I don’t think Greenday stuck to their laurels. They were straight up punk in Dookie, but got much more pop and slow and whiny as they progressed. Wake me up when September ends.
My three favorite artists are Miles Davis, David Bowie, and Kanye West. Three artists that changed their sound every single album.
So no.
Changed vs blanded. Different is OK, boring is not. Many of my favorite bands were hardcore and then went soft, no bueno.
From my view, you are choosing to create a subset of “changed” that has no objective meaning, “blanded”. This can mean anything to anyone. Please don’t misunderstand, because there is nothing inherently wrong with doing this.
Its just that I find when I try to define what I mean in strictly objective terms, then I am able to pen a better description. It improved my communication, this may not apply to you, but its what came to mind.
More bland, less exciting. Mellowing out. Switching from hot sauce to mild sauce. Sometimes it is becoming more corporate or more palatable, losing their sharp edges.
And I assume you like your music with those edges, less corporate. That makes sense. Funny, your way of describing things reminds me of me. I have similar preferences. Have a nice day and thanks for the reply.
Do we need strictly objective terms though? Everyone understands intuitively what “blanded” means
It used to bother me a lot more when I was younger, but honestly the older I’ve gotten the more I just look at myself and how much I’ve changed from top to bottom including in a lot of cases things like my tastes in music, and I realize that you can’t just expect somebody to stay stationary in life. We’re all moving, we’re all changing, and you can’t expect a musician to only want to do the one thing for their entire career.
So ultimately, yeah it can bum me out when a band changes their sound in a way that I don’t enjoy, but I’m just thankful that for the moments it did we had a special connection and leave open the door that maybe down the road I will appreciate the new stuff more than I initially did.

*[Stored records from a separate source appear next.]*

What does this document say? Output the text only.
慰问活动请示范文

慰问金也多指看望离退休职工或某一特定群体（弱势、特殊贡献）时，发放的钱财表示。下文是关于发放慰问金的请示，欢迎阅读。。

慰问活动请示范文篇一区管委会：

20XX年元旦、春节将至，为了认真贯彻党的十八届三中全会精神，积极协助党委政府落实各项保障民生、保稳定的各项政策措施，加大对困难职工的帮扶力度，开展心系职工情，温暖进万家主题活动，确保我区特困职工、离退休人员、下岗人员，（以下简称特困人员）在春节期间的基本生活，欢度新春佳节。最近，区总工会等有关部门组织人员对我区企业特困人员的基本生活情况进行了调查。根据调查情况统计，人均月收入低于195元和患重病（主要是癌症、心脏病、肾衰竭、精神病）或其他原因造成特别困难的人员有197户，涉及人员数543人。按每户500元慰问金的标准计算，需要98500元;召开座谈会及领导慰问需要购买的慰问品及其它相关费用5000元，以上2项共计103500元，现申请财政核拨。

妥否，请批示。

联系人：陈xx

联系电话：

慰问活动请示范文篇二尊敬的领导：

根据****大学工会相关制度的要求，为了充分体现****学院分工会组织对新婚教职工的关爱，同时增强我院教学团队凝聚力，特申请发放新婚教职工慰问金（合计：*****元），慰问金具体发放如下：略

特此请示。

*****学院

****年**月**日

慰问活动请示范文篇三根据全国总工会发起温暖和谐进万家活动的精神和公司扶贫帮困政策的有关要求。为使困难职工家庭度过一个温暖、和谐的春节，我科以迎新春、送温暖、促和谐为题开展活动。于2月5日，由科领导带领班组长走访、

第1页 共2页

I stopped bothering about it. I’m thankful for the albums that the band released when the style fit my taste and I keep listening to these albums. Let the musicians do what they want. Even if it seems bland, maybe it’s what they really want to do.
This is where I am with 65daysofstatic. I’ll always have the records up to Wild Light, and I’ll always love them, and while replicr, 2019 is too ambient and experimental for my tastes, I love that they’re doing what they find interesting and fun.
Kinda the same with John K. Samson, in that as much as I want him to make more music, to reform The Weakerthans and tell more stories, I respect that he’s moved on from it for now. All of his records are still there to be heard, there just probably won’t be any new ones.